Tinashe Mapako is a youthful teacher at a Gweru high school and was until recently a happily married man.
By Brenna Matendere
Mapako and his wife Chenai were preparing to celebrate their seventh marriage anniversary when tragedy struck early this month.
Chenai died on August 8 a few days after she was admitted at a local clinic. She was one of the first victims of a typhoid outbreak gripping the Midlands capital.
“When I learnt of the death of my wife I was shocked and at some point I could not believe it,” said a grieving Mapako.
“It was so sudden and being young I could not believe that such a thing could happen to me. Each time I look at our kids, I cannot stop shedding tears.”
However, Mapako is not alone in grieving a close relative who succumbed to the water-borne disease since the beginning of the month in Gweru.
According to Midlands provincial medical director Simon Nyadundu, eight people have died of typhoid since the onset of the outbreak.
At least 1 572 cases of typhoid have been confirmed in the high-density suburb of Mkoba.
Typhoid is an acute illness caused by Salmonella bacteria. It can also be caused by Salmonella paratyphi, a related bacterium that usually causes a less severe illness.
The bacteria easily spreads through contaminated water and food. Along with high fever, typhoid can cause abdominal pains, headache and loss of appetite.
Boreholes in Mkoba sections such as villages 15, 18, 19 and 20 have been identified as the source of the outbreak.
Some of the residents who were recently treated of the disease and families of the dead blamed both the government and council for the outbreak.

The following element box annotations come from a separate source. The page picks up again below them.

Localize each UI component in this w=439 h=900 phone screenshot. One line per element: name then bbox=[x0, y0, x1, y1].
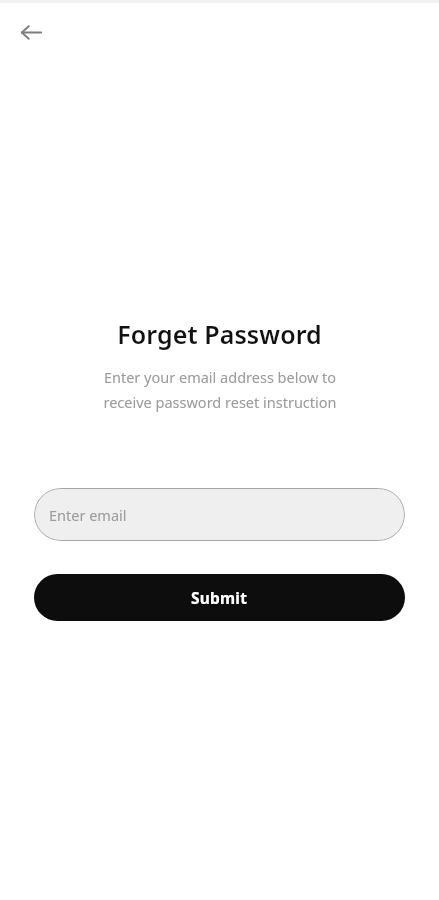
staticText: Forget Password bbox=[117, 317, 322, 351]
button[interactable]: Enter email bbox=[34, 488, 405, 541]
staticText: Enter your email address below to receiv… bbox=[103, 367, 337, 412]
staticText: Enter email bbox=[49, 505, 127, 525]
button[interactable]: Back bbox=[9, 10, 53, 54]
staticText: Submit bbox=[191, 587, 248, 608]
button[interactable]: Submit bbox=[34, 574, 405, 621]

“To start with, government health workers refused to allow my wife to be transferred from their centre to a private hospital saying that would spread the typhoid,” Mapako said.
“However, that centre did not have the medication. I then went to buy the medication myself, but when I came back, she had already died.
“This means that the health ministry is to blame.”
Annastancia Mabiko, who lost a niece to typhoid, said they suspected she died because of neglect by nurses at Gweru provincial hospital.
“While we cannot say whether that contributed to the death since the cause was said to be typhoid, we believe had the nurses been good to her, it would have been a different story altogether,” she said.
Patience Chitsunge of Mkoba 18, who lost her mother, said they blamed council for her death because their tap water was found to be contaminated with sewage.
Town clerk Elizabeth Gwatipedza told vendors recently that the city’s water infrastructure was now too old and there were risks of sewer contamination through seepage.
Gweru Residents’ and Ratepayers’ Association chairperson Cornelia Selipiwe urged council to assist the bereaved.
“While we are not saying Gweru water is unsafe despite the concerns we have heard that it is so by some residents, going forward I think the local authority should give funeral assistance to families of all those who die of typhoid,” he said.
“That will create a better relationship between the council and the residents.”
Meanwhile, Nyadundu dismissed claims that government did not have enough drugs to treat typhoid patients. He said private hospitals were also being allowed to treat sick people.
Nyadundu said containing the outbreak was proving to be difficult because of erratic water supplies.
Council’s health director Samson Lincoln Sekenhamo said other than setting up treatment centres, they had also undertaken initiatives to create awareness about the disease.
Ten years ago, 10 people died of cholera in Gweru, which was blamed on poor sanitation.